Summit County Search and Rescue and the Sheriff's office responded on Christmas Eve to a report of a missing snowmobiler in the Thousand Peaks area above Weber Canyon.

Search and Rescue located the man Christmas morning in Moffat Basin.

Summit County Sheriff's Lieutenant Andrew Wright said the snowmobiler was separated from his group and spent the night out in the Uinta Mountains after search teams discontinued flight rescue efforts around 9 or 10 pm due to bad weather that night.

"And as a lot of people know, once you get up in those high elevations, I know that when they were out searching into the evening hours on Christmas Eve, I saw some of the notes that said that it was whiteout conditions. And that's in and of itself dangerous for our searchers. And, of course, for the person that's lost. But he spent the night. Our searchers had to pull off for the night so that they could get some rest and regroup in the morning. They went out Christmas morning and mid-morning, it sounds like they found the individual. He was, of course, very cold.”
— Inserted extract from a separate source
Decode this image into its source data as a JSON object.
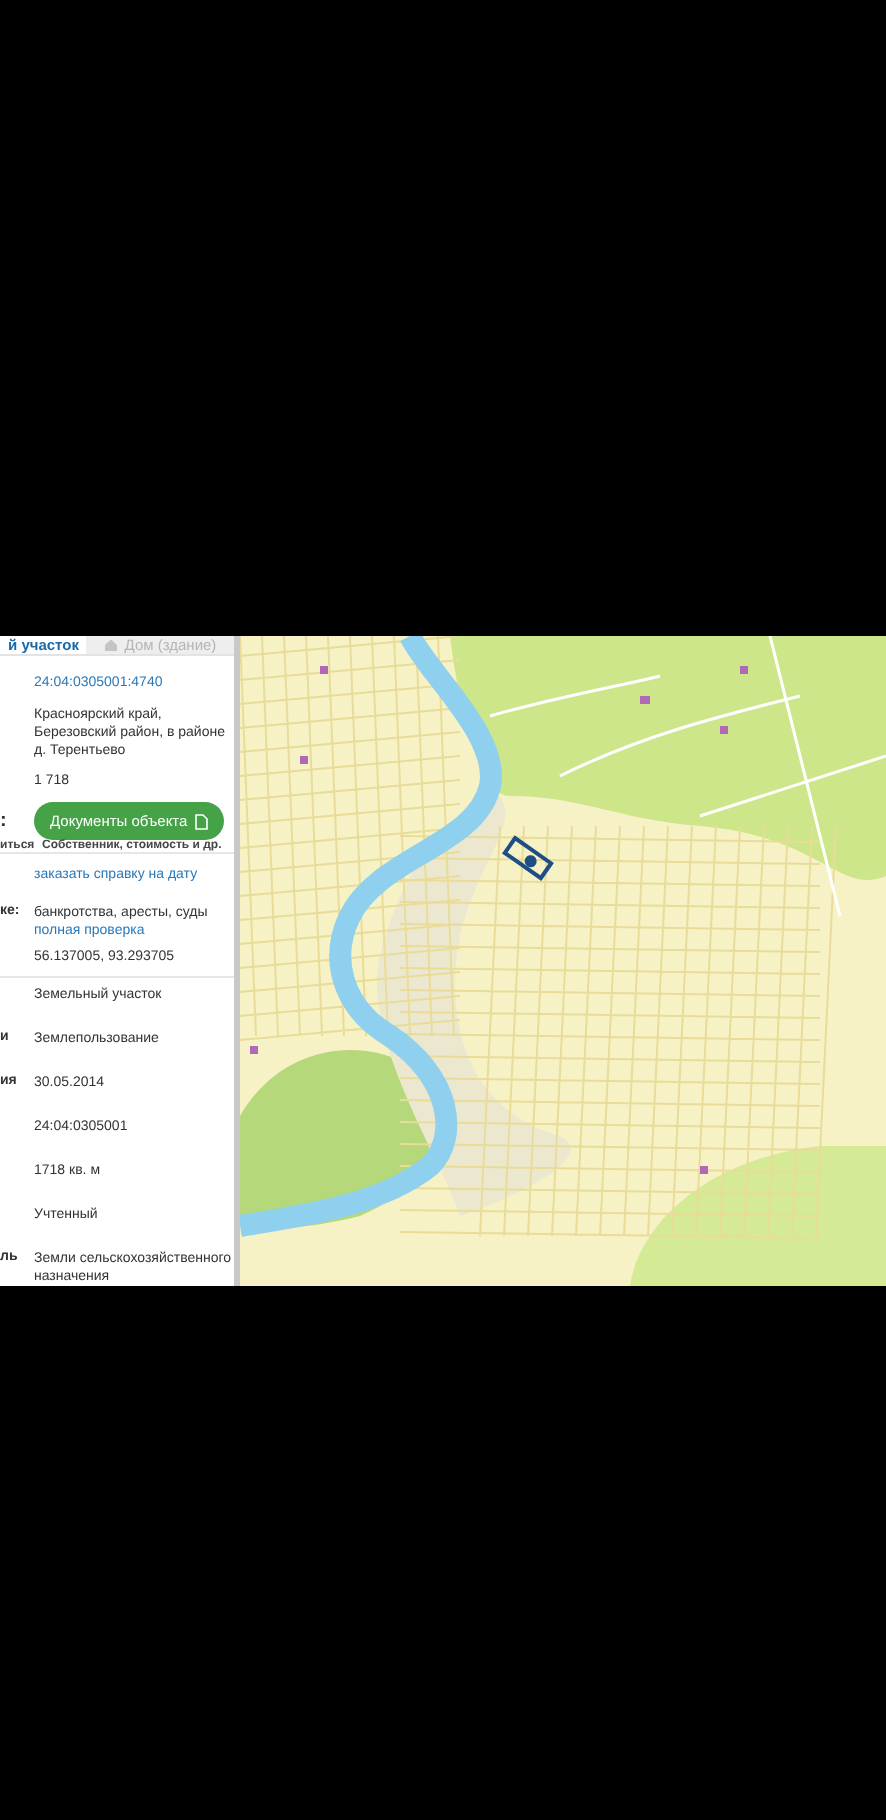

Alan Siddoway is the Summit County Sheriff's Department Search and Rescue Lieutenant, but Wright said the rescue team members are primarily volunteers.
     
"The rest of them all have full-time jobs. And this is something they volunteer their time to come out, leave their families, you know, of course on a holiday to go out and help someone that needed help, pretty honorable that these women and men are willing to do that any day, any holiday, any hour of the day. You know, they really go out there and provide a very valuable and important service for our community.”

Wright said because the weather changes quickly in the mountains, the message is the same every season: prepare with cold-weather gear, matches, lights, GPS systems, water, and snacks. And he reminds people, don't go out alone.

In other news, the Sheriff's office received a complaint from an Oklahoma City man claiming he paid $1,450 for a holiday reservation which he found on Craigslist. The victim paid through Venmo to stay in a cabin on Matterhorn Drive in the Summit Park neighborhood.

Wright said it doesn't hurt to do a little checking on a reservation by speaking directly with the property owner. He said it is difficult to track down electronic cash transfers like Venmo, and scammers can use fake phone numbers, bank routing, or IP addresses.

"Most reputable short-term rentals go through some sort of a service such as Airbnb or VRBO or a local property management company. Sending someone electronic cash isn't necessarily the safest way to do things because, as we see in this case, once our deputies tried to call the individual on the number our victim was communicating with, it was disconnected. It was obviously a scam. It's not impossible, but it is very difficult for us to track down where that went. It could be out of the country.”

When the man arrived in Park City to occupy the rental on Christmas Eve, he discovered renting tenants already staying there. According to the Sheriff's report, the cabin is owned and run by a property management company and not rented through Craigslist.